As a commentary on the way Victorian society encouraged dishonesty, in romance, finance, and public affairs, the satire is wooden and uninteresting – bad people do bad things, are exposed, and disposed of. Poor people are virtuous and stupid, and only happy when they learn to accept their place in life. It’s hardly surprising given the 100 chapters Trollope had to fill that he finds it necessary to repeat himself endlessly, recycling situations, recapping each time a storyline is revisited, and showing events from different points of view. To cap matters off, there is some deeply unpleasant anti-semitism in the closing chapters of the novel – it could be argued these attitudes are shown in order to expose them, but the only rebuttal offered is that times have changed, and what was once unacceptable is now less abhorrent.TWWLN2

Trollope is comfort food for those who like to think they have an appreciation of literature, but who actually enjoy having their prejudices confirmed. It really isn’t worth your time.

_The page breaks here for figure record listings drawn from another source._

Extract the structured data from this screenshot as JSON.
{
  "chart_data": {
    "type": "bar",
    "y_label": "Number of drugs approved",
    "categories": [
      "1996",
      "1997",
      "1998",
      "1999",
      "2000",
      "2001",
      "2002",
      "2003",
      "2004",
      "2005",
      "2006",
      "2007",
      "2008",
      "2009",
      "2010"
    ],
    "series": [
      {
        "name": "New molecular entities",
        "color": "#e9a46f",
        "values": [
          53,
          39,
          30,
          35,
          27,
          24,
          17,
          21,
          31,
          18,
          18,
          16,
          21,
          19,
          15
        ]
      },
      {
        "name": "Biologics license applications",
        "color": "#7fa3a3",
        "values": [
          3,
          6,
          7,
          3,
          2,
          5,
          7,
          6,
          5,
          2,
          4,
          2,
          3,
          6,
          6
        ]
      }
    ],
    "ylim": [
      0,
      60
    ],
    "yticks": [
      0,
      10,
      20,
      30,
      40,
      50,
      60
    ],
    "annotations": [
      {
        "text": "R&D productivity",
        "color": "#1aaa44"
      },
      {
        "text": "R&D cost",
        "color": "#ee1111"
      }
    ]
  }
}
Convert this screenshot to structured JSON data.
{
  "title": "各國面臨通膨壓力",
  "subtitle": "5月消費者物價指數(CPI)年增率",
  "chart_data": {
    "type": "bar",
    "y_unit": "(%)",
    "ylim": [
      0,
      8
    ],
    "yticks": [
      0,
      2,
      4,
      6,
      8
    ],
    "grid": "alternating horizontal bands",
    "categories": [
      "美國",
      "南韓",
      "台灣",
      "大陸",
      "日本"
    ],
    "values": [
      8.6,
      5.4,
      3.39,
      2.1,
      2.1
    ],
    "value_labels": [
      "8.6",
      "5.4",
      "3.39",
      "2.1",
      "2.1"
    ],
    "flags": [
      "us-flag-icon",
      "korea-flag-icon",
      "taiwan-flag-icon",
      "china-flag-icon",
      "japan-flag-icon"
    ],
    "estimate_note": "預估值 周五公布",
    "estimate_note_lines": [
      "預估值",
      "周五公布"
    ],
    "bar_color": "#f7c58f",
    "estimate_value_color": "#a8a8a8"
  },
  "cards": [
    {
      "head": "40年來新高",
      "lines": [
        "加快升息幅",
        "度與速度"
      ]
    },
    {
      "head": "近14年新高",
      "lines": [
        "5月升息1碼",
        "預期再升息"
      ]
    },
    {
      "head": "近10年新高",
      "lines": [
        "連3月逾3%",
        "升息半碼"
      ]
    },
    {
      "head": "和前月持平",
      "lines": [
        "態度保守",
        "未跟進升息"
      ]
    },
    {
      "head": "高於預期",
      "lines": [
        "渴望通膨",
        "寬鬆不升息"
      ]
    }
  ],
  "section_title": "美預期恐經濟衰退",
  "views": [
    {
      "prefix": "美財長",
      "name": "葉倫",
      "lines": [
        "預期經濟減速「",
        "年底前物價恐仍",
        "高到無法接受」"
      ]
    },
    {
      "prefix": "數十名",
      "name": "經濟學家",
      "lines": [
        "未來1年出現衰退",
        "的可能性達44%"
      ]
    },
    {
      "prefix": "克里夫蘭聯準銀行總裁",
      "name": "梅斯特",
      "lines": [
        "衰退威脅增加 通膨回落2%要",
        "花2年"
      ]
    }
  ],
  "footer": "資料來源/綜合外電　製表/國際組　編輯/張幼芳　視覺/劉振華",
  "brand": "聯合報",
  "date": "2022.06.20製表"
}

P.S. In an interesting article in the New Yorker last year, entitled “Trollope Trending – Why he’s still the novelist of the way we live now”, Adam Gopnik claimed that “The Way We Live Now” is the Trollope novel for people who don’t like Trollope novels.” Gopnik had a couple of other insights worth mentioning. He describes Trollope as

“not a sentence-by-sentence writer, or even a scene-by-scene writer; really, he is a character-by-character writer.”

He also claimed that

“Amateur readers have taken up Trollope as a cause and a favourite in a way that they have taken up perhaps no other nineteenth-century English novelist except Jane Austen.”

I have no idea if the concept of an amateur reader is intended as a joke – it must be, surely?